Para realizar sua pesquisa, Viviane elegeu um desses insetos fragmentadores, uma mosca d’água conhecida pela ciência como Phylloicus elektoros. A bióloga coletou larvas da espécie na Reserva Florestal Adolpho Ducke, em Manaus, Amazonas, e as levou para o laboratório. Em um ambiente controlado, a pesquisadora pôde manipular uma solução de microplástico e variáveis climáticas para criar cenários possíveis e a resposta da mosca d’água.
“Sem o apoio do Bolsas FUNBIO seria praticamente impossível a execução do experimento, visto que os reagentes e a solução de microplástico são muito caros. Então seria inviável adquirir isso”, destaca a pesquisadora, que também contou com o recurso para compra dos equipamentos necessários e para o campo de coleta dos insetos.
Um dos principais resultados da pesquisa é a confirmação de que tanto as mudanças climáticas quanto o microplástico reduzem a sobrevivência do inseto fragmentador. E nas situações em que as duas ameaças ocorrem simultaneamente, há uma redução do consumo de folhas e, consequentemente, um efeito direto na prestação do serviço ecossistêmico tão fundamental para a saúde dos rios amazônicos.
Entre as consequências dessa ameaça invisível estão a bioacumulação e biomagnificação. Isso porque além de ajudarem na decomposição da matéria orgânica, os insetos fragmentadores estão na base da cadeia alimentar em ecossistemas de riachos e igarapés. “E isso pode levar ao aumento das concentrações de microplástico através da cadeia alimentar, o que chamamos de biomagnificação”, conta a bióloga.
Isso significa que se um peixe consome centenas de moscas d’água, por exemplo, que possuem concentrações de microplástico em seus organismos, este resíduo será acumulado no corpo do peixe e assim por diante, até o momento em que, talvez, este animal seja consumido por um ser humano, numa ameaça direta a nossa saúde.
A pesquisadora explica que, por serem provenientes da degradação de plásticos maiores, os microplásticos possuem diferentes formas, composições químicas e aditivos, o que faz com que eles tenham diferentes densidades.
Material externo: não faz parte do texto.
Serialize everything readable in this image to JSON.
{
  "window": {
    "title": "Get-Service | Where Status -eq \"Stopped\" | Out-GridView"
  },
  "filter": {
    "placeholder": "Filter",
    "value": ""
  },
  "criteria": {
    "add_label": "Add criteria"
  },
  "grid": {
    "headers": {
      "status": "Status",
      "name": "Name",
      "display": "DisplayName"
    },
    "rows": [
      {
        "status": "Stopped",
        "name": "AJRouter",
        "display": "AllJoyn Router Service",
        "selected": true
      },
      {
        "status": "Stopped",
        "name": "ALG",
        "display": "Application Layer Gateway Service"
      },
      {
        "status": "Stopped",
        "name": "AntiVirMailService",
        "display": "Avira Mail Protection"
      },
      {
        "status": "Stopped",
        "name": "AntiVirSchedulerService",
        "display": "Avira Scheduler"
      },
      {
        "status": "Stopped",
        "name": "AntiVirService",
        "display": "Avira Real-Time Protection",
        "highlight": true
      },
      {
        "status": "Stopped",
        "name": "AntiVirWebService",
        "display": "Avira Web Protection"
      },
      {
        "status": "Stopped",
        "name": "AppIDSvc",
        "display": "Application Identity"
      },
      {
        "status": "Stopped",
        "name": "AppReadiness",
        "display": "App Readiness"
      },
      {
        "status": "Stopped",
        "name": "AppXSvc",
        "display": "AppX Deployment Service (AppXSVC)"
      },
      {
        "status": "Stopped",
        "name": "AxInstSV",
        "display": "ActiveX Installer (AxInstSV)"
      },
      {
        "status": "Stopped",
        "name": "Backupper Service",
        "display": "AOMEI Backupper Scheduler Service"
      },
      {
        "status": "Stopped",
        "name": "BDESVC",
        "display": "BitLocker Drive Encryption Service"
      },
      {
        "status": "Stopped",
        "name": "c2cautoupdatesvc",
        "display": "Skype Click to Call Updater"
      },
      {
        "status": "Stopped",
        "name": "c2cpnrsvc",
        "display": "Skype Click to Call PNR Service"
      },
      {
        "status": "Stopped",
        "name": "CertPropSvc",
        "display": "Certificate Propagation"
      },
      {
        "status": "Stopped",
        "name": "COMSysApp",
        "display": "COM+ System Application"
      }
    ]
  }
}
Por isso, em um ambiente aquático, eles podem ser encontrados tanto no sedimento quanto ao longo de toda coluna d’água e até mesmo na superfície da água. “E uma vez ali, disponível para todos os organismos, vertebrados e invertebrados, eles podem ter impactos biológicos e ecológicos mais proeminentes”, alerta Viviane.
A lista de impactos, já conhecidos pelos cientistas, causados pelo microplástico incluem ainda o bloqueio do aparelho digestivo de organismos menores e até mesmo efeitos na regulação hormonal de animais, principalmente peixes.
Os resultados completos do experimento foram publicados no periódico científico Environmental Pollution, em março de 2023.
“Nós sabemos que os ecossistemas aquáticos de água doce são imprescindíveis para o funcionamento do planeta, então é fundamental entender o efeito desses estressores nesse ecossistema, assim como em outros ambientes e organismos”, completa a bióloga.